Однажды подфартило, предложили устроиться на фирму. Отдел снабжения торговал лаками и краской; свезло дважды — досталась не «автомобилка», не «стройка», не «ремонт», а направление художественной краски. Вчера еще безработной двадцати с лишним лет вменили в обязанность наладить контакты с художественными салонами. Оказалось, их всего семь в столице. Талант негоцианта — это нечто врожденное. Оказалось, ты умеешь наблюдать за типажами и подсказывать, сводить, в смысле знакомить людей, как сваха, к примеру. Тогда же узнаешь невероятно красивые, бажовско-сказочные названия масляных красок: глауконит, ультрамарин, киноварь, индиго, кобальт красный, марс коричневый, графитовая пудра, капут-мортуум. Дело считаных дней: поднатореть в сортах металла и размерах туб, ценнике, маркировке, в разнице качества «ленинградских» и «московских» красок, в палитре многообразия сопутствующих товаров. Когда отправляли в местные командировки — ну то есть шляться по Москве в свободном режиме, — ждали возвращения оттуда с заказом; к примеру: пятьдесят коробок акварели, две коробки кистей беличьих, пять коробок кобальта зеленого и дюжину коробок белил цинковых. Белила шли бойко, их смешивали с любым цветом. Гуляешь по ГУМу, а там, знаете, на самом верху под стеклянным куполом сгрудились товароведы по всяким разрядам продаж. Забредаешь куда нога обычного покупателя не ступала. Любимым стал худсалон на Никольской (в те годы улица Двадцать пятого Октября), напротив известной аптеки Феррейна, какую выстроил архитектор Эрихсон. Его имя стоит запомнить на этой ступени повествования.

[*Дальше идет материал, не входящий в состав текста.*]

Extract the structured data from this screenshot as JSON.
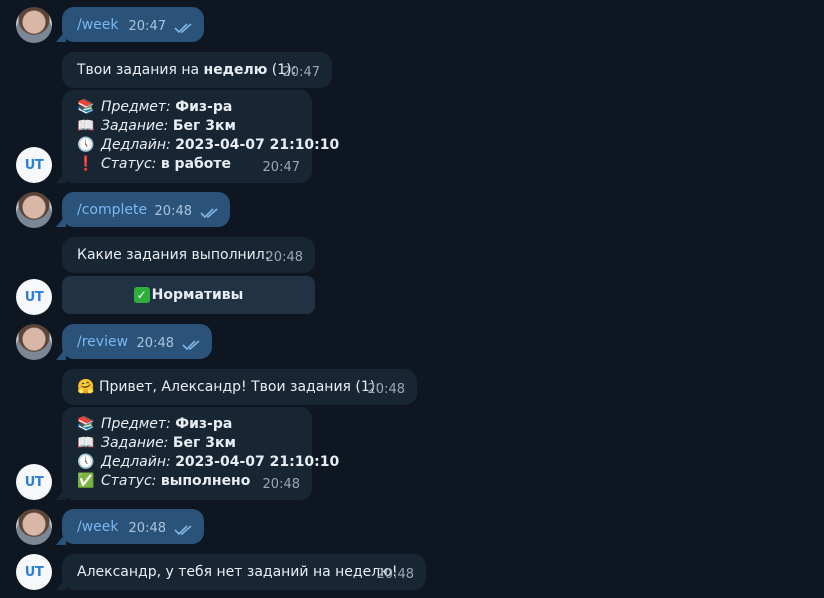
{
  "messages": {
    "m1": {
      "text": "/week",
      "time": "20:47"
    },
    "m2": {
      "prefix": "Твои задания на ",
      "bold": "неделю",
      "suffix": " (1):",
      "time": "20:47"
    },
    "m3": {
      "subject_label": "Предмет:",
      "subject": "Физ-ра",
      "task_label": "Задание:",
      "task": "Бег 3км",
      "deadline_label": "Дедлайн:",
      "deadline": "2023-04-07 21:10:10",
      "status_label": "Статус:",
      "status": "в работе",
      "time": "20:47"
    },
    "m4": {
      "text": "/complete",
      "time": "20:48"
    },
    "m5": {
      "text": "Какие задания выполнил:",
      "time": "20:48"
    },
    "m5_button": {
      "check": "✅",
      "label": "Нормативы"
    },
    "m6": {
      "text": "/review",
      "time": "20:48"
    },
    "m7": {
      "emoji": "🤗",
      "text": "Привет, Александр! Твои задания (1):",
      "time": "20:48"
    },
    "m8": {
      "subject_label": "Предмет:",
      "subject": "Физ-ра",
      "task_label": "Задание:",
      "task": "Бег 3км",
      "deadline_label": "Дедлайн:",
      "deadline": "2023-04-07 21:10:10",
      "status_label": "Статус:",
      "status": "выполнено",
      "time": "20:48"
    },
    "m9": {
      "text": "/week",
      "time": "20:48"
    },
    "m10": {
      "text": "Александр, у тебя нет заданий на неделю!",
      "time": "20:48"
    }
  },
  "bot_avatar_text": "UT",
  "icons": {
    "books": "📚",
    "book": "📖",
    "clock": "🕔",
    "exclamation": "❗",
    "check": "✅"
  },
  "colors": {
    "background": "#0e1621",
    "outgoing": "#2b5278",
    "incoming": "#182533",
    "command_link": "#79b8f4"
  }
}
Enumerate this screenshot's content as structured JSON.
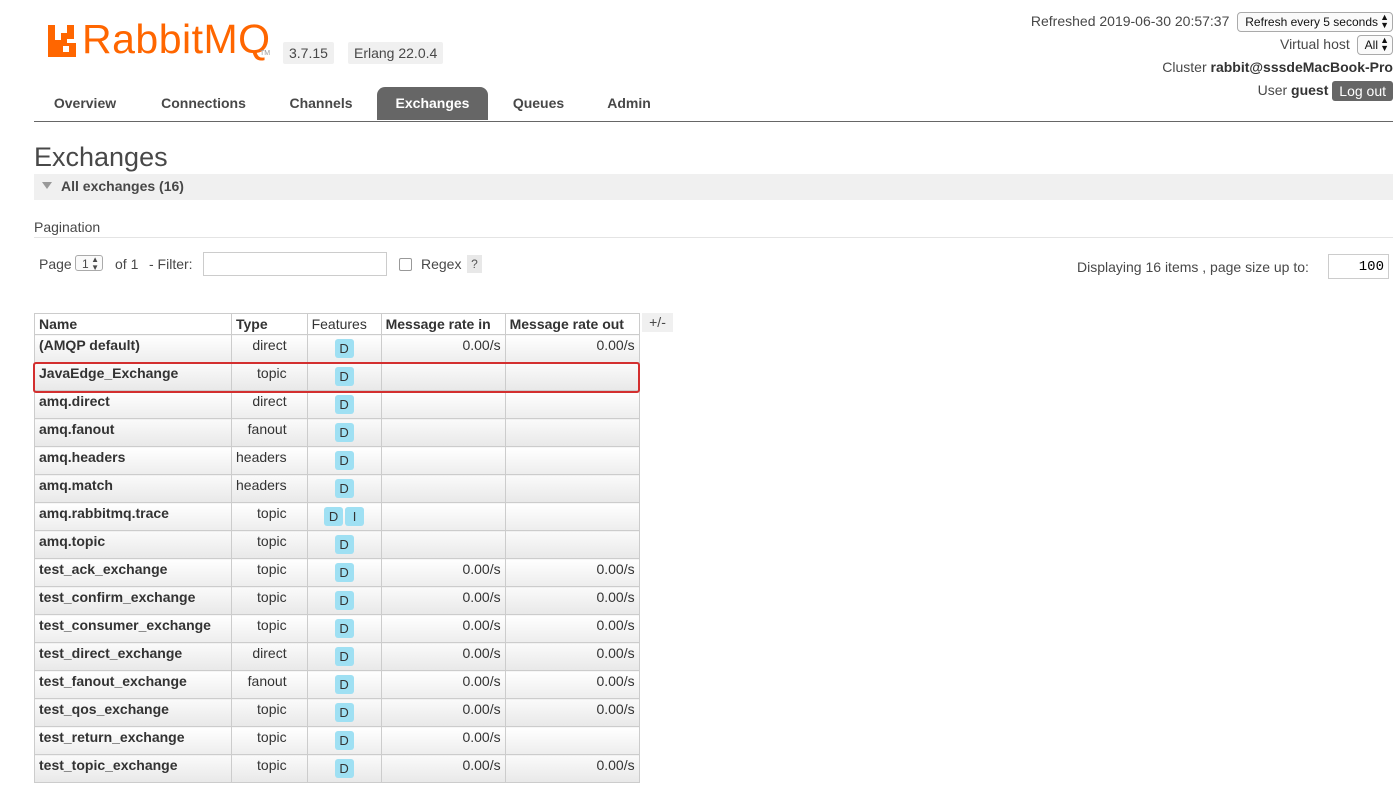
{
  "header": {
    "logo_text": "RabbitMQ",
    "logo_tm": "TM",
    "version": "3.7.15",
    "erlang": "Erlang 22.0.4",
    "brand_color": "#ff6600"
  },
  "status": {
    "refreshed": "Refreshed 2019-06-30 20:57:37",
    "refresh_select": "Refresh every 5 seconds",
    "vhost_label": "Virtual host",
    "vhost_select": "All",
    "cluster_label": "Cluster",
    "cluster_name": "rabbit@sssdeMacBook-Pro",
    "user_label": "User",
    "user_name": "guest",
    "logout": "Log out"
  },
  "tabs": [
    {
      "label": "Overview",
      "active": false
    },
    {
      "label": "Connections",
      "active": false
    },
    {
      "label": "Channels",
      "active": false
    },
    {
      "label": "Exchanges",
      "active": true
    },
    {
      "label": "Queues",
      "active": false
    },
    {
      "label": "Admin",
      "active": false
    }
  ],
  "page": {
    "title": "Exchanges",
    "section": "All exchanges (16)"
  },
  "pagination": {
    "label": "Pagination",
    "page_label": "Page",
    "page_value": "1",
    "of_label": "of 1",
    "filter_label": "- Filter:",
    "filter_value": "",
    "regex_label": "Regex",
    "regex_checked": false,
    "help": "?",
    "displaying": "Displaying 16 items , page size up to:",
    "page_size": "100"
  },
  "table": {
    "columns": [
      "Name",
      "Type",
      "Features",
      "Message rate in",
      "Message rate out"
    ],
    "toggle": "+/-",
    "rows": [
      {
        "name": "(AMQP default)",
        "type": "direct",
        "features": [
          "D"
        ],
        "rate_in": "0.00/s",
        "rate_out": "0.00/s"
      },
      {
        "name": "JavaEdge_Exchange",
        "type": "topic",
        "features": [
          "D"
        ],
        "rate_in": "",
        "rate_out": "",
        "highlighted": true
      },
      {
        "name": "amq.direct",
        "type": "direct",
        "features": [
          "D"
        ],
        "rate_in": "",
        "rate_out": ""
      },
      {
        "name": "amq.fanout",
        "type": "fanout",
        "features": [
          "D"
        ],
        "rate_in": "",
        "rate_out": ""
      },
      {
        "name": "amq.headers",
        "type": "headers",
        "features": [
          "D"
        ],
        "rate_in": "",
        "rate_out": ""
      },
      {
        "name": "amq.match",
        "type": "headers",
        "features": [
          "D"
        ],
        "rate_in": "",
        "rate_out": ""
      },
      {
        "name": "amq.rabbitmq.trace",
        "type": "topic",
        "features": [
          "D",
          "I"
        ],
        "rate_in": "",
        "rate_out": ""
      },
      {
        "name": "amq.topic",
        "type": "topic",
        "features": [
          "D"
        ],
        "rate_in": "",
        "rate_out": ""
      },
      {
        "name": "test_ack_exchange",
        "type": "topic",
        "features": [
          "D"
        ],
        "rate_in": "0.00/s",
        "rate_out": "0.00/s"
      },
      {
        "name": "test_confirm_exchange",
        "type": "topic",
        "features": [
          "D"
        ],
        "rate_in": "0.00/s",
        "rate_out": "0.00/s"
      },
      {
        "name": "test_consumer_exchange",
        "type": "topic",
        "features": [
          "D"
        ],
        "rate_in": "0.00/s",
        "rate_out": "0.00/s"
      },
      {
        "name": "test_direct_exchange",
        "type": "direct",
        "features": [
          "D"
        ],
        "rate_in": "0.00/s",
        "rate_out": "0.00/s"
      },
      {
        "name": "test_fanout_exchange",
        "type": "fanout",
        "features": [
          "D"
        ],
        "rate_in": "0.00/s",
        "rate_out": "0.00/s"
      },
      {
        "name": "test_qos_exchange",
        "type": "topic",
        "features": [
          "D"
        ],
        "rate_in": "0.00/s",
        "rate_out": "0.00/s"
      },
      {
        "name": "test_return_exchange",
        "type": "topic",
        "features": [
          "D"
        ],
        "rate_in": "0.00/s",
        "rate_out": ""
      },
      {
        "name": "test_topic_exchange",
        "type": "topic",
        "features": [
          "D"
        ],
        "rate_in": "0.00/s",
        "rate_out": "0.00/s"
      }
    ]
  },
  "colors": {
    "tab_active": "#666666",
    "badge": "#9fe0f3",
    "highlight_box": "#d32f2f"
  }
}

Салончик на Никольской крошечный (место в центре всегда стоило дорого), с залом-кельей, забитым товаром под потолок, с вечными очередями на кассу. Но, несмотря на мизерность площади, он предпочтительней для москвичей и гостей столицы — здесь складировалось все: от ходовых белил до модной репродукции Крамского «Неизвестная». Особо ценное, как правило, торговалось с «черного входа». За торговым залом — кабинет директора, откуда выход во двор-колодец. В тесном каре двора с аркой помещались «Жигули» директрисы и очередной «пикап» на разгрузке.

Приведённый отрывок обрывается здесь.